Active Geological Processes
During a week-long trip to the Sierra Nevadas, students in this seminar observe changes in the Earth’s surface firsthand. Class meetings help students prepare for the trip and, afterward, provide a venue for presenting their findings and interpretations.
Life on Mars — Or Maybe Not
Following the thrill of a scientific discovery comes the difficulty of presenting it to the public.
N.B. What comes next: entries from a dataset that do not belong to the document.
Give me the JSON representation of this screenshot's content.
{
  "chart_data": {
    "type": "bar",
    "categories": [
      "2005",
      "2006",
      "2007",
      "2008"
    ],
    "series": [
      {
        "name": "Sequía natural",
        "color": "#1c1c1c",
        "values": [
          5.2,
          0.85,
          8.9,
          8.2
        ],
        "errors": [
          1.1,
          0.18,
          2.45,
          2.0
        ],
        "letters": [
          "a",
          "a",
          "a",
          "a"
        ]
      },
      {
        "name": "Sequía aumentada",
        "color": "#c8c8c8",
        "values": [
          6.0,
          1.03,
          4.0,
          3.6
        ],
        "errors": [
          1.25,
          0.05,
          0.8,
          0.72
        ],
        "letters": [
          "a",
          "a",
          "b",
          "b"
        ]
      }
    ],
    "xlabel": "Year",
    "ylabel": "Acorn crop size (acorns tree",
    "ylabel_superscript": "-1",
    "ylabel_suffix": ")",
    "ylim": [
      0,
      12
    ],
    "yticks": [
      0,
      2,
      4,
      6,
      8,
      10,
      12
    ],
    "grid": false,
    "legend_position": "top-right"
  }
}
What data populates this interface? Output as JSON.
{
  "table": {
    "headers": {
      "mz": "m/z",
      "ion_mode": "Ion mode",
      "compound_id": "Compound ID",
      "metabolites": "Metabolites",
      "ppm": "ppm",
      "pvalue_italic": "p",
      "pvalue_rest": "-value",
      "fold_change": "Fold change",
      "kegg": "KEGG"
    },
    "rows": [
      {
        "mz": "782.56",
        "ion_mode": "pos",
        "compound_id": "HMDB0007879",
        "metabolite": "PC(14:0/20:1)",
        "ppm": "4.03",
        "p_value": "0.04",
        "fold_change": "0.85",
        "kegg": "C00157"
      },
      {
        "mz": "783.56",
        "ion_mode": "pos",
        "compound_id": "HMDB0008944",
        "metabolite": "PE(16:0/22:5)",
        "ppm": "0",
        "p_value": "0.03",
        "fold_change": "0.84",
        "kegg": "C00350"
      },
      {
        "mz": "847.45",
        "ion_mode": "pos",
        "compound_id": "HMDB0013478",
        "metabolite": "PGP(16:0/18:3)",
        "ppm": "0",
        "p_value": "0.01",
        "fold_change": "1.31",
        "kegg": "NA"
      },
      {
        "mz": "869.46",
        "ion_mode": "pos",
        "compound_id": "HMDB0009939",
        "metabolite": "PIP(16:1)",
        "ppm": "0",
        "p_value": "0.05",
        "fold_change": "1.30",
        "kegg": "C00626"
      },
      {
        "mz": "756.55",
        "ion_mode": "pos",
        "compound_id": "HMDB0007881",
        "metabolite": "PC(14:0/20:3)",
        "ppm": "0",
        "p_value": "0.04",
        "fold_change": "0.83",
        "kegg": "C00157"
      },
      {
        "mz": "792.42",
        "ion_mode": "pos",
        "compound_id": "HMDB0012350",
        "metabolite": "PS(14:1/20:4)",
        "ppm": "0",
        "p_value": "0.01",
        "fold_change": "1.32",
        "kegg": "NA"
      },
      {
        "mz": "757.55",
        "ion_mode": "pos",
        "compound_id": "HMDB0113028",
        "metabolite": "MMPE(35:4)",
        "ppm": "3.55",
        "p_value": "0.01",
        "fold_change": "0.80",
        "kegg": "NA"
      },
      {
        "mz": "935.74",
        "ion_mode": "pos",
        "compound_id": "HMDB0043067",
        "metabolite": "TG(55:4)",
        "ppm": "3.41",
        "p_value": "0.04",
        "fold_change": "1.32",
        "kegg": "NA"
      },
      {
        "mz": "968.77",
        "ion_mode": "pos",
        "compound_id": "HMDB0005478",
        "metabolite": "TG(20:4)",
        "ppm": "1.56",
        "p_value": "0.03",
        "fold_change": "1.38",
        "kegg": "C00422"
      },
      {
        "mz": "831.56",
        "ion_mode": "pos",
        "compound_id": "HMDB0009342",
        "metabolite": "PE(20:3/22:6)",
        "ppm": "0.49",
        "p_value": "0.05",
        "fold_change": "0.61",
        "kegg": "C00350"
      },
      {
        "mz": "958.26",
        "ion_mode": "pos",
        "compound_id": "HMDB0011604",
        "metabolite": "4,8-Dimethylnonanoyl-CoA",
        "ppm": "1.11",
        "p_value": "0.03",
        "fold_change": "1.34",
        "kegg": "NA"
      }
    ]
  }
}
This seminar poses the question, “How reliable is science news?” and looks to understand the science behind the news reports, the factors that shape media coverage and ways in which that coverage tends to distort the findings.
Cultural Revolutions of the Sixties
From literature and comedy to journalism and war, this course surveys the upheaval of the 1960s, examines the major figures who acted as catalysts and traces their impact through the decades that followed.
Ethics in Everyday Life
Students are challenged to examine their values — and express them — in this seminar, while focusing on the ethical issues surrounding food, money, personal relationships, meaning and purpose, and the self.
Polarized America: Ideology, Inequality and American Democracy
Drawing on political science, history, economics and sociology, this seminar looks beyond the red state/blue state rhetoric to reveal more significant factors contributing to today’s sociopolitical climate.
Students in this course journey to underworlds as old as the eighth century B.C.E. and as recent as the recent 21st century — from Homer’s “Odyssey” to “The Sopranos” — at the same time examining the role of the underworld in epic literature and related cultural traditions.
Both students and professors consistently cite freshman seminars as among their finest academic experiences at Princeton. As Deputy Dean of the College Clayton Marsh notes, “The freshman seminars program holds a special place in the Princeton curriculum, as it provides our students an early opportunity to form lasting connections with faculty and fellow students through the course of an intellectual journey that is adventurous and inclusive. Indeed, many of our alumni consider their freshman seminars to be among their most memorable and formative experiences at Princeton.”